What happens: Alan Turing is recruited to a top secret code-breaking team at Bletchley Park and uses it as an opportunity to fast forward his “universal machine” to speed up the process, alientating everyone from his commanding officer to his fellow team members from the off. Finding Joan Clark – with a double first in maths but parents determined she will take on  conventional woman’s role – is a turning point for Turing. But there re constant cuts forward to 1951 when a nosy policeman unwittingly triggers Turing’s downfall.

Best quote: “Sometimes the people we can’t imagine do the things that no-one can imagine.” Or: “Love just lost Germany the bloody war!”

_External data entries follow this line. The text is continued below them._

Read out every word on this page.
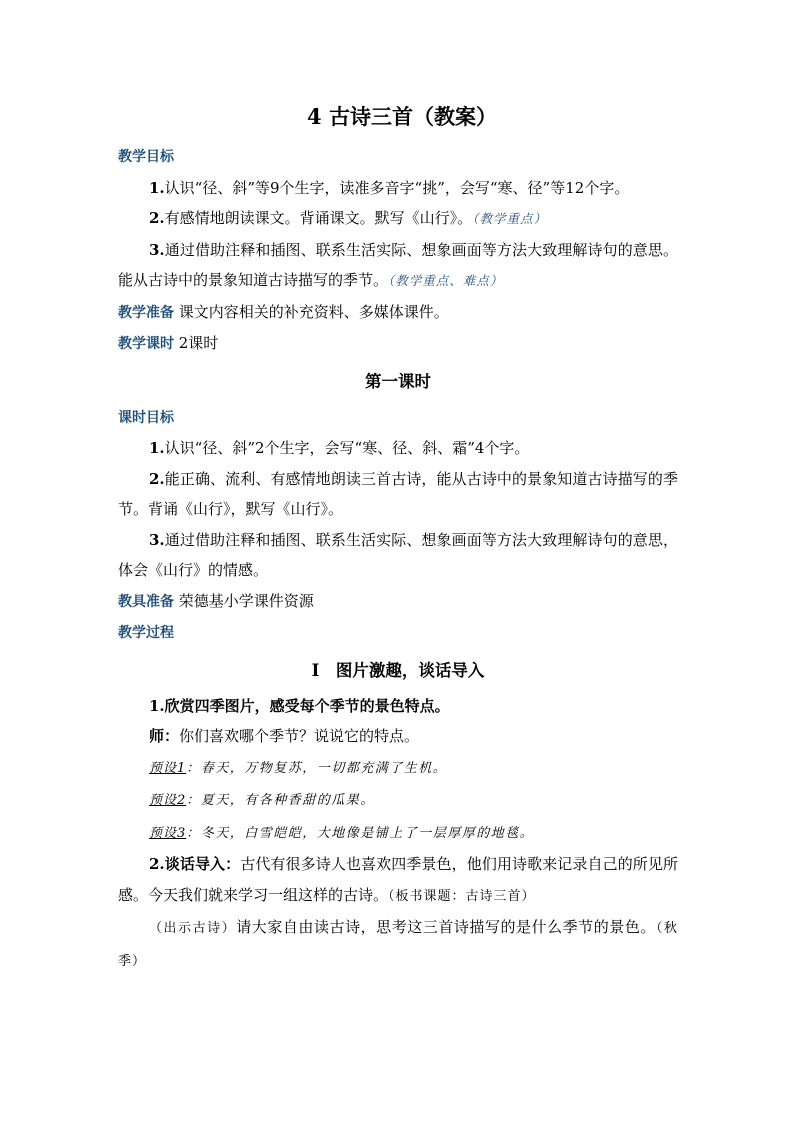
4 古诗三首（教案）

教学目标

1.认识“径、斜”等9个生字，读准多音字“挑”，会写“寒、径”等12个字。

2.有感情地朗读课文。背诵课文。默写《山行》。（教学重点）

3.通过借助注释和插图、联系生活实际、想象画面等方法大致理解诗句的意思。能从古诗中的景象知道古诗描写的季节。（教学重点、难点）

教学准备 课文内容相关的补充资料、多媒体课件。

教学课时 2课时

第一课时

课时目标

1.认识“径、斜”2个生字，会写“寒、径、斜、霜”4个字。

2.能正确、流利、有感情地朗读三首古诗，能从古诗中的景象知道古诗描写的季节。背诵《山行》，默写《山行》。

3.通过借助注释和插图、联系生活实际、想象画面等方法大致理解诗句的意思，体会《山行》的情感。

教具准备 荣德基小学课件资源

教学过程

Ⅰ　图片激趣，谈话导入

1.欣赏四季图片，感受每个季节的景色特点。

师：你们喜欢哪个季节？说说它的特点。

预设1：春天，万物复苏，一切都充满了生机。

预设2：夏天，有各种香甜的瓜果。

预设3：冬天，白雪皑皑，大地像是铺上了一层厚厚的地毯。

2.谈话导入：古代有很多诗人也喜欢四季景色，他们用诗歌来记录自己的所见所感。今天我们就来学习一组这样的古诗。（板书课题：古诗三首）

（出示古诗）请大家自由读古诗，思考这三首诗描写的是什么季节的景色。（秋季）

Who for: Anyone who likes a good thriller, fans of Benedict Cumberbatch

Quick review: Benedict Cumberbatch was made to play the eccentric Alan Turing, while Nick Hornby’s script decodes the man and his finest hour.


The film is now showing at Eden court Cinema fromFriday (Nov 14) until Thursday, December  Vue Inverness from Friday. It's also at Thurso Cinema from Friday till next Thursday, November 20.